В твоем октябре | страница 28



Пробираюсь к журнальному столику, где под толстой книгой покоится начало самого алого утра в моей жизни – тонкая шелковая нить прижата к деревянной столешнице толстым сборником «Солярис» Станислава Лема. Внутри книги – закладка. Открываю – записка, мягким карандашом по плотной кремово-белой бумаге:

«Я очень плохо сплю по ночам, поэтому не обижайся – я спрячусь. А ты побудь со мной еще немного. Только не сломай шею»

Улыбаюсь. Смотрю на страницы, где лежала закладка – на полях тем же карандашом:

«Никак не могу дочитать».

Я смеюсь – «Глас Господа». Мне он тоже дался с огромным трудом. Беру в руки книгу и откладываю в сторону, подцепляя пальцами тонкий шелк – прохладная лента ложится в руку. Скольжу взглядом по лоснящемуся алому и вижу, как течет тонкой линией красный шелк – со стола, над пропастью деревянного пола, плавной дугой вниз, за ножку дивана. Ухмыляюсь. Наматываю на руку ленту и огибаю столик, под диван я, естественно, не залезаю, но нахожу продолжение с другой стороны – тяну за него. Лента вьется наверх, я протискиваюсь среди тонкой паутины, чувствуя, как скользят по коже полосы алого утра. Мне приходится встать на цыпочки, потому что лента свернулась в тугой узел на декоративной перекладине, которая довольно высоко, и, вытягиваясь во весь рост, я улыбаюсь и пыхчу:

– Массовик-затейник, блин.

Красная лента ведет меня к светильникам на стенах, возвращает к левой ножке журнального столика, где я снимаю виток за витком, а клубок красной ленты растет в моих руках. От столика – к небольшому комоду, и здесь лента ныряет внутрь. Я заглядываю в верхний ящик – там, в красных витках тонкого шелка, как в объятиях ласковой любовницы, прячутся мужские наручные часы. Распутываю и беру их в руки – массивные, тяжелые, лаконично-строгие, очень дорогие. Провожу пальцем по стеклу циферблата, и мне кажется, что я вот-вот уловлю тепло его запястья. Никаких надписей, гравировки, потертостей – они новые, и это не памятный подарок. Ты любишь хорошие часы? Улыбаюсь, поворачиваю их, открываю застежку, прикасаюсь к металлу – очень красивые. Надеваю на левую руку и долго рассматриваю – они свисают с запястья. Велики, но не слишком.

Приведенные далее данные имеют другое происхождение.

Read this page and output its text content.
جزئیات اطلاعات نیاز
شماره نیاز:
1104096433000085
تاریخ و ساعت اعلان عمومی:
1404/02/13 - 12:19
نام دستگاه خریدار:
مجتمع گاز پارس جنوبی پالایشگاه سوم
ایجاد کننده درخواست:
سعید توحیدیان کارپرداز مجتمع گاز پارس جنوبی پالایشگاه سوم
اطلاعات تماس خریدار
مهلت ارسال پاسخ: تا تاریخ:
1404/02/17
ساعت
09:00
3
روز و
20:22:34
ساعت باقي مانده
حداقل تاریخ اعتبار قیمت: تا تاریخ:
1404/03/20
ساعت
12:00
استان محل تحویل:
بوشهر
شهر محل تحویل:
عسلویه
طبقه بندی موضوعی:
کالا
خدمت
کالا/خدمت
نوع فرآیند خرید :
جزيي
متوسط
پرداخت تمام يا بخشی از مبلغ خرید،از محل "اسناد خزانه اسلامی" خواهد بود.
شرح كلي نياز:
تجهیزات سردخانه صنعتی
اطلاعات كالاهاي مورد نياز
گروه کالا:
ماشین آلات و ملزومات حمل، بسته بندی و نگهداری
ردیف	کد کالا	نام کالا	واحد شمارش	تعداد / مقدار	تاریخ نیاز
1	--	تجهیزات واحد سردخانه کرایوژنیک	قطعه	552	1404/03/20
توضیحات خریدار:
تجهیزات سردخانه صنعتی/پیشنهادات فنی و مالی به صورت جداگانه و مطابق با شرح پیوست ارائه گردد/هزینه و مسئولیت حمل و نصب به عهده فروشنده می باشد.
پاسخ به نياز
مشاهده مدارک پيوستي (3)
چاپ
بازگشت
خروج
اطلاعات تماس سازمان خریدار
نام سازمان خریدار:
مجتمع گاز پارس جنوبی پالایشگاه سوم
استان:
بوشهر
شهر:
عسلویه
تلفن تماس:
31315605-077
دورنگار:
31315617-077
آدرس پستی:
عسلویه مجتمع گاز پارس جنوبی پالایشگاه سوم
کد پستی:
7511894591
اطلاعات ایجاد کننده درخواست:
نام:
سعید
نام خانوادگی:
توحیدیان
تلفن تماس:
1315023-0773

Итак, тебе нравится Станислав Лем и дорогие часы. Хорошо.

Лента ведет меня дальше, мимо картин на стенах, мимо оконных рам, возвращая меня к люстре, где я справилась лишь благодаря пресловутому журнальному столику, просто перебросив клубок через тонкое переплетение стальных узоров, спускаясь к самому полу, прокатывая клубок под одним из кресел, поднимаюсь на ноги и снова иду к стене – и там, обращаясь к тыльной стороне большого зеркала, узнаю, как сильно он похож на отца – фотография запечатлела практически одно лицо, но на разных временных отрезках. Вот только глаза у них разные – у его отца очень спокойный, мягкий, теплый взгляд. Полная противоположность сыну. Но сама фотография сказала мне гораздо больше – меленькая, не больше визитки, такая, чтобы вмещалась в бумажник. Края сильно потрепанные, сама фотография не столько старая, сколько изношенная. Такие личные вещи говорят так откровенно, что заставляют бессильно кусать губы – если самое дорогое в жизни человека имеет походный вариант, значит вся жизнь человека – дорога. Паутина становится прозрачнее и реже – слой за слоем я сматываю в клубок красную ленту и знания о том, что он любит, где бывал, чего боится. Дорогие часы, «Глас Господа», хорошие сигареты, его друзья, коих всего четверо (для сравнения – у меня их нет вообще). Вена, Токио, Лондон, Оттава, Осло, Берн, Нью-Дели, Пекин, Прага – Господи, до чего же огромен твой мир, а я сижу в своем городе, сколько себя помню. Тихая, спокойная старость и… таблетки.